Temos de levar a pessoa ao Altíssimo para que o mal a deixe por completo, pois, enquanto houver o senhorio do erro sobre uma vida, o espírito maligno permanecerá. Todo aquele que se diz cristão, mas deseja algo contrário à Palavra, precisa ser liberto. Não importa o cargo ocupado por ele na igreja; se não for liberto, um dia, poderá ser usado pelo maligno em uma obra tão suja, que trará grandes problemas e muita vergonha para o Reino de Deus.

A libertação completa faz a multidão maravilhar-se. É desse modo que, repentinamente, uma igreja fica cheia de pessoas ávidas por libertação. A obra tem de começar pelos líderes, pelos familiares deles e demais membros da congregação. Como ninguém consegue servir a dois senhores, só teremos uma igreja forte quando todos forem libertos.

Em Cristo, com amor,

R. R. Soares

 

 

Deus libertador! Precisamos aprender com os exemplos dados por Teu Filho, pois eles nos ensinam a fazer as mesmas obras. Orienta-nos a gastar o tempo necessário para colocar em liberdade os atormentados pelos espíritos maus. Isso alegrará o Teu coração.

Sem dúvida, há muita gente sofrendo por causa das obras das trevas.

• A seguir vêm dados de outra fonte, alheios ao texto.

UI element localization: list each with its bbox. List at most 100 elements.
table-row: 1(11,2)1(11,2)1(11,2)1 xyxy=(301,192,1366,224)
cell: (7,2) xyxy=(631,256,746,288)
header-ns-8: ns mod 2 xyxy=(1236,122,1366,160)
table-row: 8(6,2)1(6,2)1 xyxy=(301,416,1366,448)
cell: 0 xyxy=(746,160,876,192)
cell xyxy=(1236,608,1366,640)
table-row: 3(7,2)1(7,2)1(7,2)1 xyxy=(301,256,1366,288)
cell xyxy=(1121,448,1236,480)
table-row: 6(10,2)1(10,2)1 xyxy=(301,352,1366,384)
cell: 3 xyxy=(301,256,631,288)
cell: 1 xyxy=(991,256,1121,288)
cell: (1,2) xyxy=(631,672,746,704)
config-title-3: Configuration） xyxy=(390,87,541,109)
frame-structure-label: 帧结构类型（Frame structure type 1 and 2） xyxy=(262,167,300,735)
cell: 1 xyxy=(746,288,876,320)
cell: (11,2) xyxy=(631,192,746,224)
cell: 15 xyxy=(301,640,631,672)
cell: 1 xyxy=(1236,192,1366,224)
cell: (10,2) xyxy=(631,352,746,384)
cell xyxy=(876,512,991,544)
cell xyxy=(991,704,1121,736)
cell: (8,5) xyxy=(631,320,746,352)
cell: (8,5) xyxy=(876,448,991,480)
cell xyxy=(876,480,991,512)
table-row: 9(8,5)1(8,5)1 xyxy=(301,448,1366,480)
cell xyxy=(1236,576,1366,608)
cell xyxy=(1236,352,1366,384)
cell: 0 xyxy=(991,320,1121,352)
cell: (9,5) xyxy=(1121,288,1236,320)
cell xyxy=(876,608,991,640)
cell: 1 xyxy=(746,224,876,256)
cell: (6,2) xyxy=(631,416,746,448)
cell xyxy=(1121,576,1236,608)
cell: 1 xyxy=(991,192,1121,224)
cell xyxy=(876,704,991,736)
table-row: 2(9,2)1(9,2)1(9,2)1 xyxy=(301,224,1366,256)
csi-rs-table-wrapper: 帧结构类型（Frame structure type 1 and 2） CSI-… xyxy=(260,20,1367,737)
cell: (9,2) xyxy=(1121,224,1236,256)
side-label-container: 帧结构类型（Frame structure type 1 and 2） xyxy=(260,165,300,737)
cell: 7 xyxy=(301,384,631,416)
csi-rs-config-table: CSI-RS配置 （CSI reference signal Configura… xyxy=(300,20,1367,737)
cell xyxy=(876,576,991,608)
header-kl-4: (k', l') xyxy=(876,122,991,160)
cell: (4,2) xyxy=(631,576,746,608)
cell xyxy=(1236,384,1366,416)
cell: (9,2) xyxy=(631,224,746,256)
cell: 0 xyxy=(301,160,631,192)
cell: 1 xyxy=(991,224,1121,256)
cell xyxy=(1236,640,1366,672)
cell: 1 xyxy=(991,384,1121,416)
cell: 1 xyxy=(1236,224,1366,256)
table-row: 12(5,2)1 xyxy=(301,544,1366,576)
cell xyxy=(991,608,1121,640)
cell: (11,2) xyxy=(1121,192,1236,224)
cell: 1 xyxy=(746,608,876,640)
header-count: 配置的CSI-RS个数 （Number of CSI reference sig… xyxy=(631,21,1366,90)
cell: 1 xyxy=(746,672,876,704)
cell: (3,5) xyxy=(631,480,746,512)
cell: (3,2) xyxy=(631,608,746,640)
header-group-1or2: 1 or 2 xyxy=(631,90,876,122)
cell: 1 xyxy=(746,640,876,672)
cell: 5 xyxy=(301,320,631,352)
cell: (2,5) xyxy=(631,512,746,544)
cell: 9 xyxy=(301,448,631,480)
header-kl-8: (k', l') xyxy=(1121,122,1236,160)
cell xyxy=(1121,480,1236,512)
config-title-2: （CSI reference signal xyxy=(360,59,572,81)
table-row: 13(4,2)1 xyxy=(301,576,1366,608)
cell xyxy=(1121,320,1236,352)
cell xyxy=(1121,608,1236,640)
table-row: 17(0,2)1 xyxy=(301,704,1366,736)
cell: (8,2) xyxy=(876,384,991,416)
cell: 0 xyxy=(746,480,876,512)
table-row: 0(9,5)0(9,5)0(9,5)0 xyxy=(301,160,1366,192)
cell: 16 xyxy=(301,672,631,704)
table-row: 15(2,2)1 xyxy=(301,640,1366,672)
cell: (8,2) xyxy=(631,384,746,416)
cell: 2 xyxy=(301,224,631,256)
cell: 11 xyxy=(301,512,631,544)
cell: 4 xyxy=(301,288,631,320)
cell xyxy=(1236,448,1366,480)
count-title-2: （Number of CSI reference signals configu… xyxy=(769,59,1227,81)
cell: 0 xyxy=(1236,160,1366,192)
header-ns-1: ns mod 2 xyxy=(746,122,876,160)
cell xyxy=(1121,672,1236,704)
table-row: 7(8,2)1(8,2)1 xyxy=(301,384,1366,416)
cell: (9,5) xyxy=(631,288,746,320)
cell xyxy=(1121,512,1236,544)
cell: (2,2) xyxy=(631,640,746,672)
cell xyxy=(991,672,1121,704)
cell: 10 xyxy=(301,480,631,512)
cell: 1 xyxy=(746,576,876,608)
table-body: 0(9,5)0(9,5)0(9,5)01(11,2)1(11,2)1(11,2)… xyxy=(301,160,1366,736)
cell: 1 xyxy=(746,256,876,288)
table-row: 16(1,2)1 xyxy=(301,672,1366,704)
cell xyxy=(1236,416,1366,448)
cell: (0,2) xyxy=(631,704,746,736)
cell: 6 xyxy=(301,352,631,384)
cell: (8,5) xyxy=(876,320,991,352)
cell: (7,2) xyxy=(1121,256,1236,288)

No caso registrado por Lucas, não basta dar uma ordem e pronto, temos de amarrar o espírito maligno e, então, libertar a pessoa por completo das amarras diabólicas.

A lição do Mestre mostra que, quando o demônio sai, o mal causado por ele também vai embora. Não podemos deixar ninguém no erro e sofrimento. Obrigado por esse ensinamento! Agora, com Tua graça e Teu poder, faremos o mesmo; com isso, a glória será toda Tua.